Tim Hogg, director at consumer advocacy group Fairer Finance, told the Financial Times that rate reductions were an inevitable consequence of the BoE’s decision. “Banks were bound to pass these cuts on to consumers,” he explained. However, he acknowledged consumer frustration, adding, “This can leave a bitter taste in the mouths of consumers who feel they didn’t benefit as quickly when base rates rose, but ultimately, it’s how the banking sector works.”

The good news

While savers face declining returns, prospective homebuyers have received some positive news following the BoE rate cut. Barclays and Santander have announced new mortgage deals with rates dipping below 4% for the first time since November. These offerings are available to borrowers with a loan-to-value (LTV) ratio of 60%.

Read more: Bank of England should have made bigger interest rate cut - official

Unlike savings rates, fixed mortgage rates do not track the BoE base rate as closely, as they are influenced by swap rates - financial instruments used by lenders to set borrowing costs. Since mid-January, average two-year fixed mortgage rates have hovered around 5.50%.

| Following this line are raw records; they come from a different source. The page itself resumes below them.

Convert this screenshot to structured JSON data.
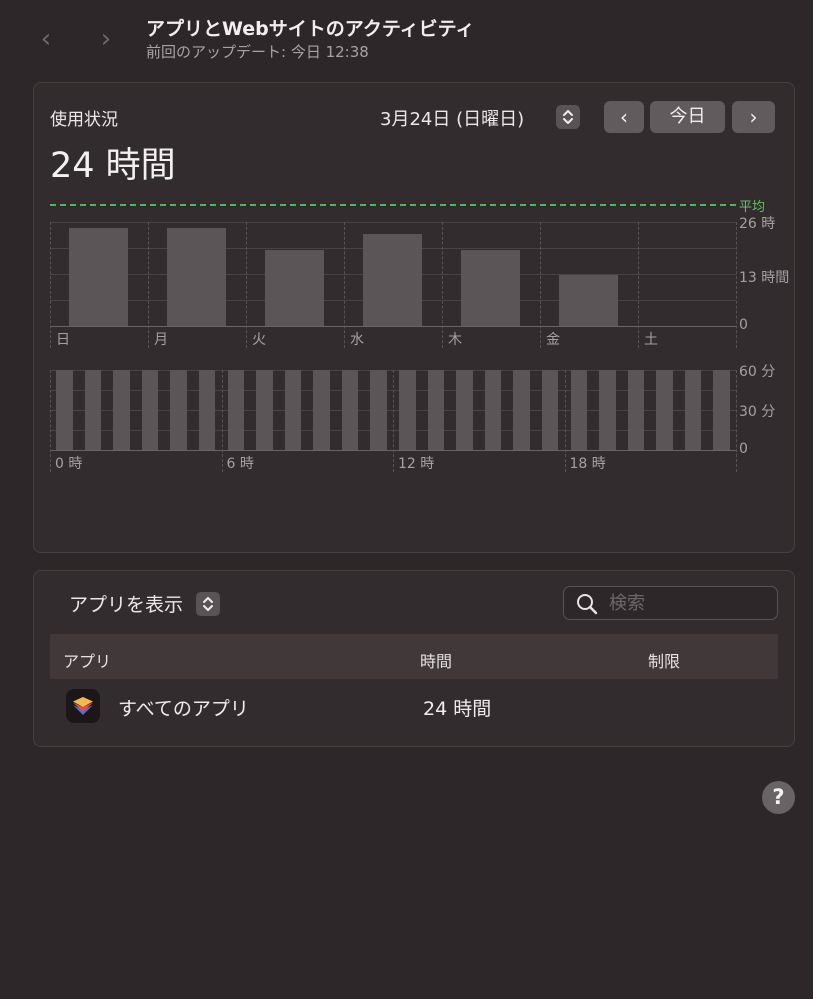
{
  "header": {
    "title": "アプリとWebサイトのアクティビティ",
    "subtitle": "前回のアップデート: 今日 12:38",
    "back_glyph": "‹",
    "forward_glyph": "›"
  },
  "usage": {
    "label": "使用状況",
    "total": "24 時間",
    "date": "3月24日 (日曜日)",
    "prev_glyph": "‹",
    "today_label": "今日",
    "next_glyph": "›"
  },
  "chart_data": [
    {
      "type": "bar",
      "categories": [
        "日",
        "月",
        "火",
        "水",
        "木",
        "金",
        "土"
      ],
      "values": [
        24.5,
        24.5,
        19.0,
        23.0,
        19.0,
        12.8,
        0
      ],
      "y_ticks": [
        "26 時",
        "13 時間",
        "0"
      ],
      "average_label": "平均",
      "average_value": 30,
      "ylim": [
        0,
        26
      ],
      "grid": true
    },
    {
      "type": "bar",
      "x_ticks": [
        "0 時",
        "6 時",
        "12 時",
        "18 時"
      ],
      "y_ticks": [
        "60 分",
        "30 分",
        "0"
      ],
      "ylim": [
        0,
        60
      ],
      "hours": 24,
      "bars_per_hour": 1,
      "values": [
        60,
        60,
        60,
        60,
        60,
        60,
        60,
        60,
        60,
        60,
        60,
        60,
        60,
        60,
        60,
        60,
        60,
        60,
        60,
        60,
        60,
        60,
        60,
        60
      ],
      "grid": true
    }
  ],
  "apps": {
    "show_label": "アプリを表示",
    "search_placeholder": "検索",
    "columns": [
      "アプリ",
      "時間",
      "制限"
    ],
    "rows": [
      {
        "name": "すべてのアプリ",
        "time": "24 時間",
        "limit": ""
      }
    ]
  },
  "help": "?"
}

As we reported yesterday, major mortgage lender Barclays has introduced several rate cuts across its mortgage products, including a new five-year fixed residential purchase mortgage at 3.99%, subject to a £899 product fee and 60% LTV. Similarly, Santander recently became the first major UK bank this year to offer sub-4% mortgage rates, unveiling two- and five-year fixed-rate products at 3.99% for homebuyers and remortgagors with 60% LTV.

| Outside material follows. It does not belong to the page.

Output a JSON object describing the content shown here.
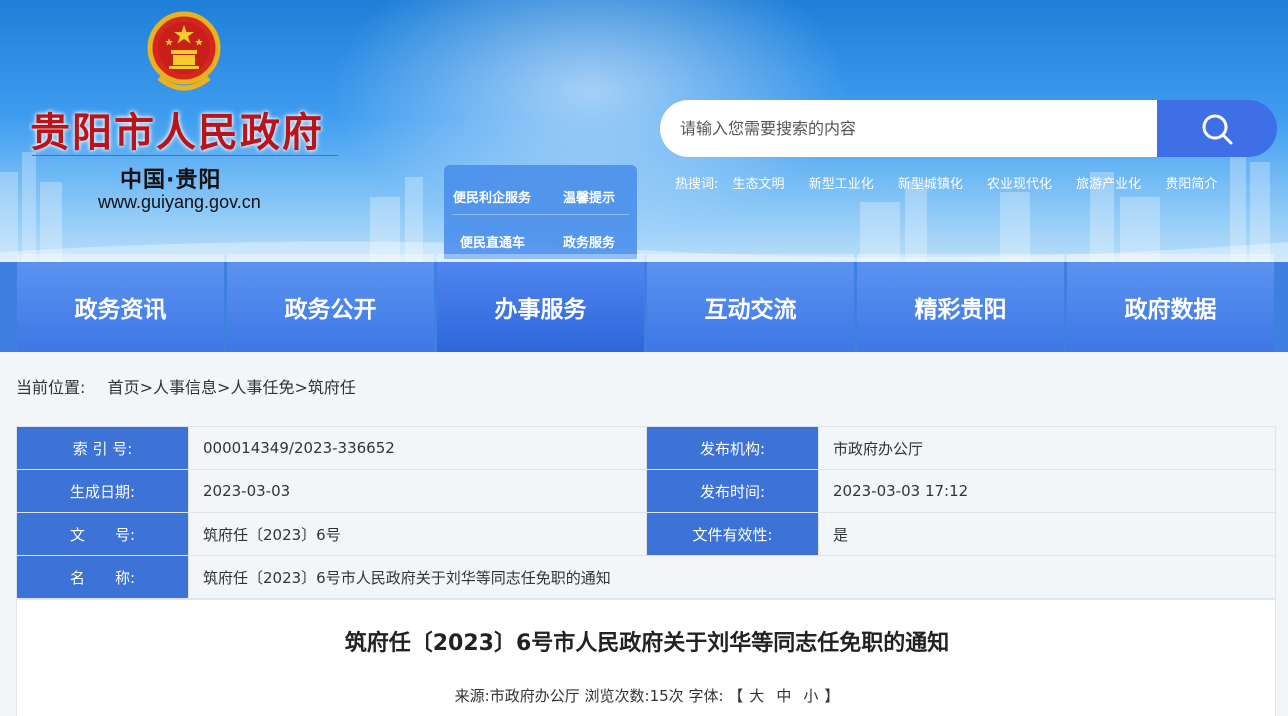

Other lenders have followed suit. Halifax Intermediaries has launched 1.5-year fixed remortgage products with conveyancing services included, while also increasing tracker rates by up to 0.18%. Meanwhile, NatWest has adjusted rates across multiple mortgage products, with reductions of up to 36 basis points on remortgages and up to 16 basis points on home purchases, including its high-value and green mortgage offerings.

Read more: Mortgage rates to be cut by another 0.67%

TSB has reintroduced its five-year fixed First-Time Buyer and Home Mover products at 90-95% LTV, with rates starting at 5.39% and a £500 cashback incentive. The bank has also implemented reductions of up to 10 basis points on two-year fixed mortgages for first-time buyers and home movers at LTVs up to 75%, as well as a 10 basis-point decrease for those at 90-95% LTV. Additionally, two-year fixed remortgages up to 75% LTV have been reduced by up to 0.15%, while five-year fixed remortgage rates have been cut by 0.10%. Following the BoE’s rate decision, TSB has also lowered its tracker rates for new customers by 25 basis points.

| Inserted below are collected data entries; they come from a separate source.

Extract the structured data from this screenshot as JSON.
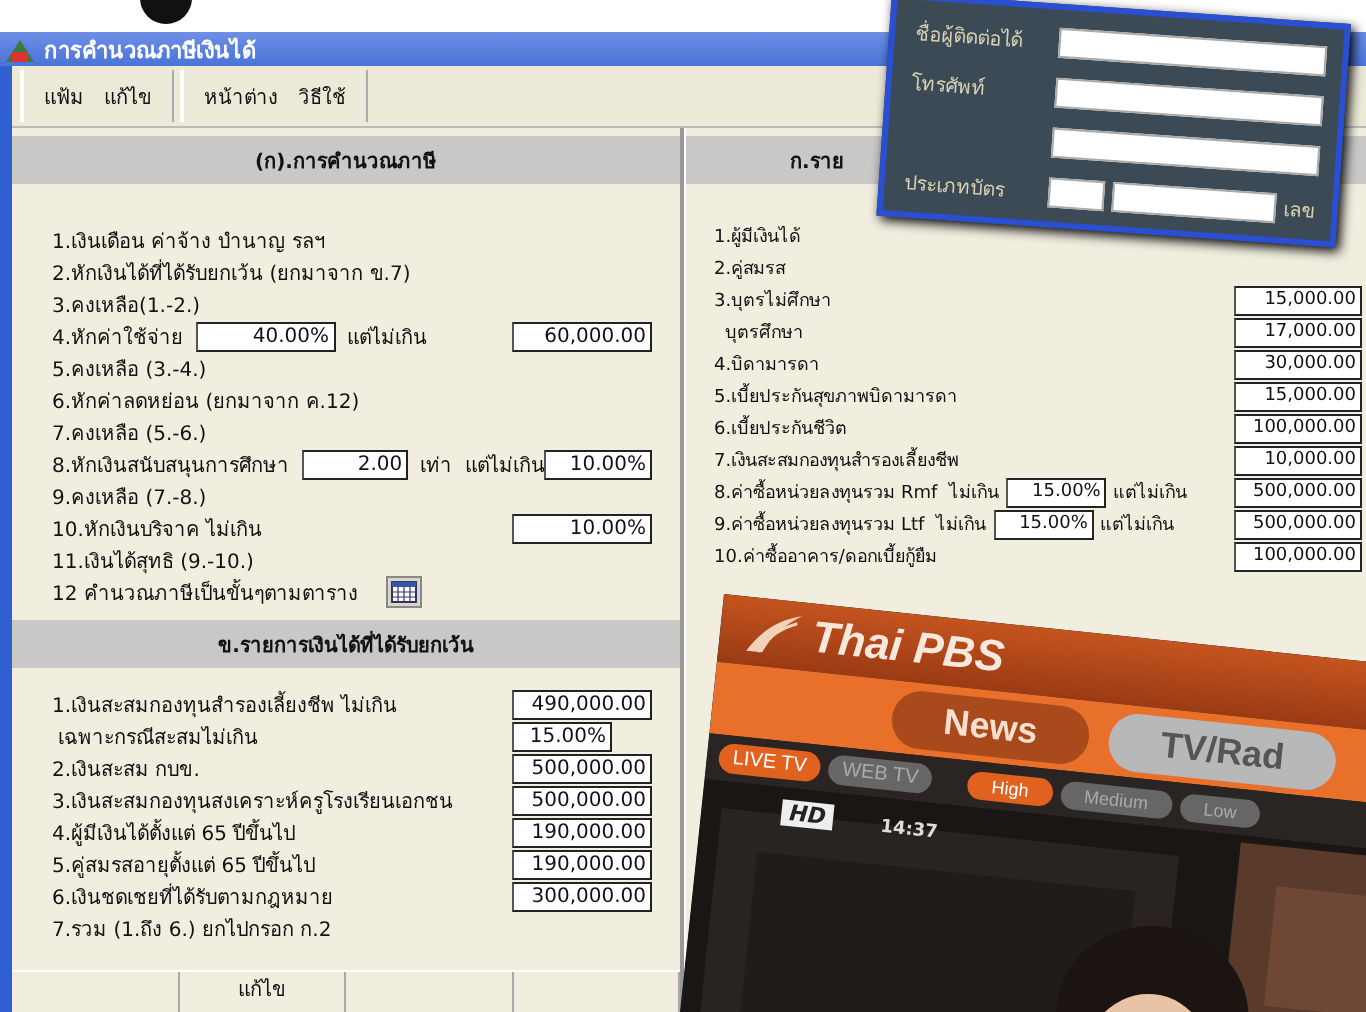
{
  "window": {
    "title": "การคำนวณภาษีเงินได้"
  },
  "menu_groups": [
    {
      "items": [
        {
          "label": "แฟ้ม"
        },
        {
          "label": "แก้ไข"
        }
      ]
    },
    {
      "items": [
        {
          "label": "หน้าต่าง"
        },
        {
          "label": "วิธีใช้"
        }
      ]
    }
  ],
  "section_a": {
    "title": "(ก).การคำนวณภาษี",
    "rows": [
      {
        "kind": "text",
        "label": "1.เงินเดือน ค่าจ้าง บำนาญ รลฯ"
      },
      {
        "kind": "text",
        "label": "2.หักเงินได้ที่ได้รับยกเว้น (ยกมาจาก ข.7)"
      },
      {
        "kind": "text",
        "label": "3.คงเหลือ(1.-2.)"
      },
      {
        "kind": "input",
        "label": "4.หักค่าใช้จ่าย",
        "input": "40.00%",
        "note": "แต่ไม่เกิน",
        "limit": "60,000.00"
      },
      {
        "kind": "text",
        "label": "5.คงเหลือ (3.-4.)"
      },
      {
        "kind": "text",
        "label": "6.หักค่าลดหย่อน (ยกมาจาก ค.12)"
      },
      {
        "kind": "text",
        "label": "7.คงเหลือ (5.-6.)"
      },
      {
        "kind": "input",
        "label": "8.หักเงินสนับสนุนการศึกษา",
        "input": "2.00",
        "note": "เท่า  แต่ไม่เกิน",
        "limit": "10.00%"
      },
      {
        "kind": "text",
        "label": "9.คงเหลือ (7.-8.)"
      },
      {
        "kind": "input",
        "label": "10.หักเงินบริจาค ไม่เกิน",
        "limit": "10.00%"
      },
      {
        "kind": "text",
        "label": "11.เงินได้สุทธิ (9.-10.)"
      },
      {
        "kind": "button",
        "label": "12 คำนวณภาษีเป็นขั้นๆตามตาราง"
      }
    ]
  },
  "section_b": {
    "title": "ข.รายการเงินได้ที่ได้รับยกเว้น",
    "rows": [
      {
        "label": "1.เงินสะสมกองทุนสำรองเลี้ยงชีพ ไม่เกิน",
        "value": "490,000.00"
      },
      {
        "label": " เฉพาะกรณีสะสมไม่เกิน",
        "input": "15.00%"
      },
      {
        "label": "2.เงินสะสม กบข.",
        "value": "500,000.00"
      },
      {
        "label": "3.เงินสะสมกองทุนสงเคราะห์ครูโรงเรียนเอกชน",
        "value": "500,000.00"
      },
      {
        "label": "4.ผู้มีเงินได้ตั้งแต่ 65 ปีขึ้นไป",
        "value": "190,000.00"
      },
      {
        "label": "5.คู่สมรสอายุตั้งแต่ 65 ปีขึ้นไป",
        "value": "190,000.00"
      },
      {
        "label": "6.เงินชดเชยที่ได้รับตามกฎหมาย",
        "value": "300,000.00"
      },
      {
        "label": "7.รวม (1.ถึง 6.) ยกไปกรอก ก.2"
      }
    ]
  },
  "status_bar": [
    {
      "kind": "empty"
    },
    {
      "kind": "text",
      "text": "แก้ไข"
    },
    {
      "kind": "empty"
    },
    {
      "kind": "empty"
    }
  ],
  "section_c": {
    "title": "ก.ราย",
    "rows": [
      {
        "label": "1.ผู้มีเงินได้"
      },
      {
        "label": "2.คู่สมรส"
      },
      {
        "label": "3.บุตรไม่ศึกษา",
        "value": "15,000.00"
      },
      {
        "label": "  บุตรศึกษา",
        "value": "17,000.00"
      },
      {
        "label": "4.บิดามารดา",
        "value": "30,000.00"
      },
      {
        "label": "5.เบี้ยประกันสุขภาพบิดามารดา",
        "value": "15,000.00"
      },
      {
        "label": "6.เบี้ยประกันชีวิต",
        "value": "100,000.00"
      },
      {
        "label": "7.เงินสะสมกองทุนสำรองเลี้ยงชีพ",
        "value": "10,000.00"
      },
      {
        "label": "8.ค่าซื้อหน่วยลงทุนรวม Rmf  ไม่เกิน",
        "input": "15.00%",
        "note": "แต่ไม่เกิน",
        "value": "500,000.00"
      },
      {
        "label": "9.ค่าซื้อหน่วยลงทุนรวม Ltf  ไม่เกิน",
        "input": "15.00%",
        "note": "แต่ไม่เกิน",
        "value": "500,000.00"
      },
      {
        "label": "10.ค่าซื้ออาคาร/ดอกเบี้ยกู้ยืม",
        "value": "100,000.00"
      }
    ]
  },
  "overlay_form": {
    "fields": [
      {
        "label": "ชื่อผู้ติดต่อได้"
      },
      {
        "label": "โทรศัพท์"
      }
    ],
    "card_label": "ประเภทบัตร",
    "number_label": "เลข"
  },
  "overlay_app": {
    "logo": "Thai PBS",
    "tabs": [
      {
        "label": "News",
        "selected": true
      },
      {
        "label": "TV/Rad",
        "selected": false
      }
    ],
    "sources": [
      {
        "label": "LIVE TV",
        "selected": true
      },
      {
        "label": "WEB TV",
        "selected": false
      }
    ],
    "quality": [
      {
        "label": "High",
        "selected": true
      },
      {
        "label": "Medium",
        "selected": false
      },
      {
        "label": "Low",
        "selected": false
      }
    ],
    "video": {
      "badge": "HD",
      "time": "14:37",
      "kind": "picture"
    }
  }
}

In the specialist lending sector, several providers have also introduced rate cuts. Landbay has reduced rates by up to 30 basis points across its portfolio, with its five-year fixed-rate mortgage for small HMOs (houses in multiple occupation) and MUFBs (multi-unit freehold blocks) now starting at 5.04% for 75% LTV. The company has also adjusted its limited-edition range, including AVM-supported products, with standard five-year fixed rates beginning at 4.69%.

Fleet Mortgages, which specialises in buy-to-let lending, has cut rates by up to 25 basis points on its five-year fixed HMO and MUFB products. Its 65% LTV five-year fixed rate now stands at 5.59%, while its 75% LTV five-year fixed rate with a 3% fee has been reduced to 5.39%. The lender’s zero-fee 75% LTV five-year fixed rate has also been lowered to 5.89%.

Overall, while savers are seeing reduced returns on their deposits, our clients are hoping that the steady trickle of mortgage rate cuts becomes a flood – and sooner rather than later.